I have been able to work with sexually abused patients because I can consciously and unconsciously identify with their shame. In addition, I have a sense of hopefulness and compassion, which helps my patients to strive on, even when life and therapy feel overwhelming, bleak, and hopeless.
    My ability to identify with a patient is useful to the progress of therapy. For example, I remember my first clinical experience as a trainee at Camarillo State Hospital (CSH). A young woman who had been seriously sexually abused by her stepfather was suffering from multiple personalities, which in the 1980s was a misunderstood diagnosis. I was, so to speak, the new kid on the staff, and this young woman was my first patient but somehow I was able to work with her. She made a strong attachment to me, even when she was changing personalities. I, in turn, was very concerned about helping her. I had, truly, the finest and most experienced supervisors of psychotic illness, and even they were amazed at my intuitive sense of how to work with this young woman. I remember speaking at “grand rounds” to the entire hospital about the case and getting the go-ahead to follow my sense of how to work therapeutically with this young woman.

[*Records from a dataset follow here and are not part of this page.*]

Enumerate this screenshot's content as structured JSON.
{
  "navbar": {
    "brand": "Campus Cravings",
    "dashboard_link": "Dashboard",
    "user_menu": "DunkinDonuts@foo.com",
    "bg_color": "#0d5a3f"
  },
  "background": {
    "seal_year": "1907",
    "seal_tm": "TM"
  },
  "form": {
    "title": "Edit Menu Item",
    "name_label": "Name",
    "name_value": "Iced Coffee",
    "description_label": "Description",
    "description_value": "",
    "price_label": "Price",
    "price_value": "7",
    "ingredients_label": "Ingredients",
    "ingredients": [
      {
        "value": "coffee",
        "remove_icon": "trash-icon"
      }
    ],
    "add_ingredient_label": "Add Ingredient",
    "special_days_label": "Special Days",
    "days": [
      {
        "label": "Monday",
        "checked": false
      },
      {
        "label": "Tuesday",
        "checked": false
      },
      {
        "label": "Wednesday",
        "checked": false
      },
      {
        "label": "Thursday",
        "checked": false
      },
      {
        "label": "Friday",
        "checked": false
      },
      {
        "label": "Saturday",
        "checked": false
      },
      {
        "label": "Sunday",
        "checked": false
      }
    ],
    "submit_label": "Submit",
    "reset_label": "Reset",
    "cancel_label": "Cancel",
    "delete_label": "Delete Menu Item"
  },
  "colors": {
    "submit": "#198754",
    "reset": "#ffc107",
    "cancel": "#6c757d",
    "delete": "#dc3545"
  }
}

    I saw Becky and her 12 personalities three times a week in analytic therapy for nine months. She was able to leave the hospital and return to her board and care. She writes to me now to tell me how she is doing on her own.
    Some of the staff at CSH thought that Becky would quickly return to the hospital. Others thought that I was a weird but clinically gifted genius. I know, however, that it was my ability to connect unconsciously with her pain that allowed me to help her begin to recover some of her strengths to face the world. I cannot exactly remember and then analyze what I did and said, for she was literally my first patient. I now remember that when she slit her wrists or changed personalities in front of me, I was not afraid that she was untreatable. I wanted to help her out of that horrible hospital. I won the battle.
    I have also worked extensively with Lori, my young actress patient, who was sexually abused by her father and emotionally tormented by her mother’s ambivalence about her painful experiences and her memories. Lori has been made to feel like a liar or someone just not strong enough to take what life had given her when in fact she was seriously abused. She has given up hope for reconciliation with her father, but her mother remains connected to Lori through her own guilt and shame and a wish to change Lori’s mind for her own peace of mind. Perhaps her mother’s childish attitude will change, although the prospect is bleak, given Lori’s mother’s network of friends.
    Along the road of my clinical experiences I have met other women and men who were sexually abused and who have developed differing symptoms, from high overachievers to recovering alcoholics and to drug users. Some individuals know they are victims of incest or sexual abuse, but they cannot deal with what has happened to them. They really can’t bear to break down their defenses and work on their hidden terror and sadness. Other victims have put their secrets about being sexually abused aside in a box that is buried under success and the “good things” in life.
    I have worked with many children who seem to be able to openly confront their own confusion related to being violated sexually. It is most often the shame of the parents that makes the children’s problems with self-loathing even more serious.

*  *  *


Surrendering to understanding the trauma of sexual abuse takes a great deal of courage by both therapist and patient. Therapists need to have the tenacity, insight, and self-understanding to deal with the hidden, scary issues and the intense affects that these issues arouse. Patients need to give another individual the trust that was destroyed by the violations of their ego boundaries when they were abused. This is a difficult yet worthwhile journey.